RSA Conference 2015 — The security challenges posed by the growth of the Internet of Things (IoT) are far from hypothetical – a point being hammered home here at the RSA Conference in San Francisco.
How to secure the ever-growing Internet of Things is the subject of multiple talks at the conference. Daniel Miessler, practice principal at Hewlett-Packard, is among those presenters. According to Miessler, the biggest problem is not a particular vulnerability. Instead, it’s that all the security problems of the last 20 years are being repeated and now combined in IoT, he said.
“We’ve had network security, application security, mobile security, and cloud security leading up to IoT, and unfortunately we tend to start over when we move into new spaces,” he told SecurityWeek in an interview. “With IoT it’s much worse because IoT products have every one of these components, but they’re being assembled not by the experts but by those who are new to those areas. This presents the greatest amount of risk from IoT – it’s about IoT being far behind the collective security postures of the components that it’s comprised of.”
A new report released today from NSFOCUS linked IoT-devices to an increase in SSDP [Simple Service Discovery Protocol] reflection attacks during the second half of 2014. More than 30 percent of compromised SSDP attack devices were network-connected devices such as home routers and webcams, according to the firm.
“With the proliferation of the Internet of Things, any smart connected device with a public IP address and vulnerable operating system will increase the number of devices that could be used to launch SSDP–based reflection attacks,” according to the NSFOCUS report. “This particular type of DDoS attack was seen as the second most dominant threat, after NTP-based attacks, in 2H2014.”
Smart devices, the report notes, often have long update cycles and a relatively high bandwidth.
“If smart devices have weak passwords or other vulnerabilities, attackers are able to exploit them to launch DDoS attacks, essentially making them DDoS attack sources,” the report adds. “According to our recent monitoring of worldwide smart devices, it is discovered that approximately 7 million such smart devices could be exploited to launch DDoS attacks.”
It is important for businesses to understand the technologies they deploy, including what types of interactions are possible with the technology and from where, said Miessler.
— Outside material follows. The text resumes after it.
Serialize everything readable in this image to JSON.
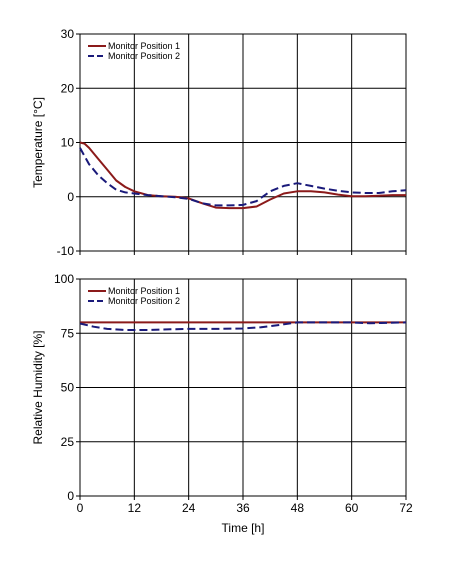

Segmentation and monitoring are also essential, he added.
The Cloud Security Alliance (CSA) released a report this week entitled ‘New Security Guidance for Early Adopters of the IoT‘ that is aimed at helping early adopters understand the security challenges they face and recommending controls they can use.
“Traditional security mechanisms such as secure software development and security controls engineering, common vulnerability and exploit (CVE) discovery and reporting, vulnerability management, and field upgrade and patching do not exist or are immature in most of the industries taking advantage of IoT platforms,” said Luciano Santos, vice president of research and member services for the CSA, in a statement. “Research is needed to allow organizations to design a trusted IoT ecosystem in their enterprise that securely utilizes the cloud for control and data connectivity. In the absence of this research, organizations will be forced to make substantial architectural decisions without sufficient data to understand the risks and identify appropriate mitigations.”
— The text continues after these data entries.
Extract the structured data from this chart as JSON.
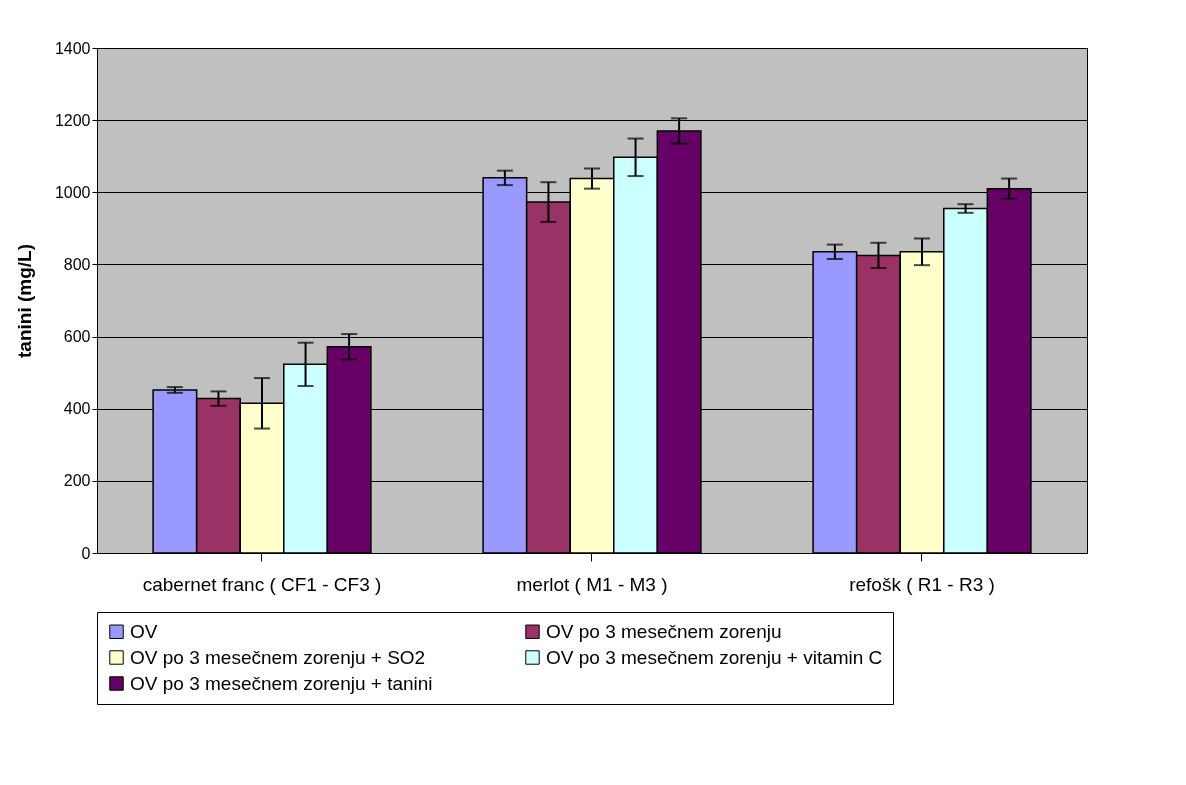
{
  "chart_data": {
    "type": "bar",
    "ylabel": "tanini (mg/L)",
    "categories": [
      "cabernet franc ( CF1 - CF3 )",
      "merlot ( M1 - M3 )",
      "refošk ( R1 - R3 )"
    ],
    "series": [
      {
        "name": "OV",
        "color": "#9999ff",
        "values": [
          452,
          1040,
          835
        ],
        "errors": [
          8,
          20,
          20
        ]
      },
      {
        "name": "OV po 3 mesečnem zorenju",
        "color": "#993366",
        "values": [
          428,
          973,
          825
        ],
        "errors": [
          20,
          55,
          35
        ]
      },
      {
        "name": "OV po 3 mesečnem zorenju + SO2",
        "color": "#ffffcc",
        "values": [
          415,
          1038,
          835
        ],
        "errors": [
          70,
          28,
          37
        ]
      },
      {
        "name": "OV po 3 mesečnem zorenju + vitamin C",
        "color": "#ccffff",
        "values": [
          523,
          1097,
          955
        ],
        "errors": [
          60,
          52,
          12
        ]
      },
      {
        "name": "OV po 3 mesečnem zorenju + tanini",
        "color": "#660066",
        "values": [
          572,
          1170,
          1010
        ],
        "errors": [
          35,
          35,
          28
        ]
      }
    ],
    "ylim": [
      0,
      1400
    ],
    "yticks": [
      0,
      200,
      400,
      600,
      800,
      1000,
      1200,
      1400
    ],
    "grid": "y",
    "legend": "bottom"
  }
}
During his presentation on IoT security at the conference, Billy Rios, founder of security company Laconicly, explained that non-traditional connected devices are already pervasive throughout the enterprise.
“If you are a Fortune 1000, you have a ton of building automation systems in your organization,” Rios said. “It’s not a question of when…you already have the stuff in there. If you are on a corporate campus, you already have tons of building automation in your environment.”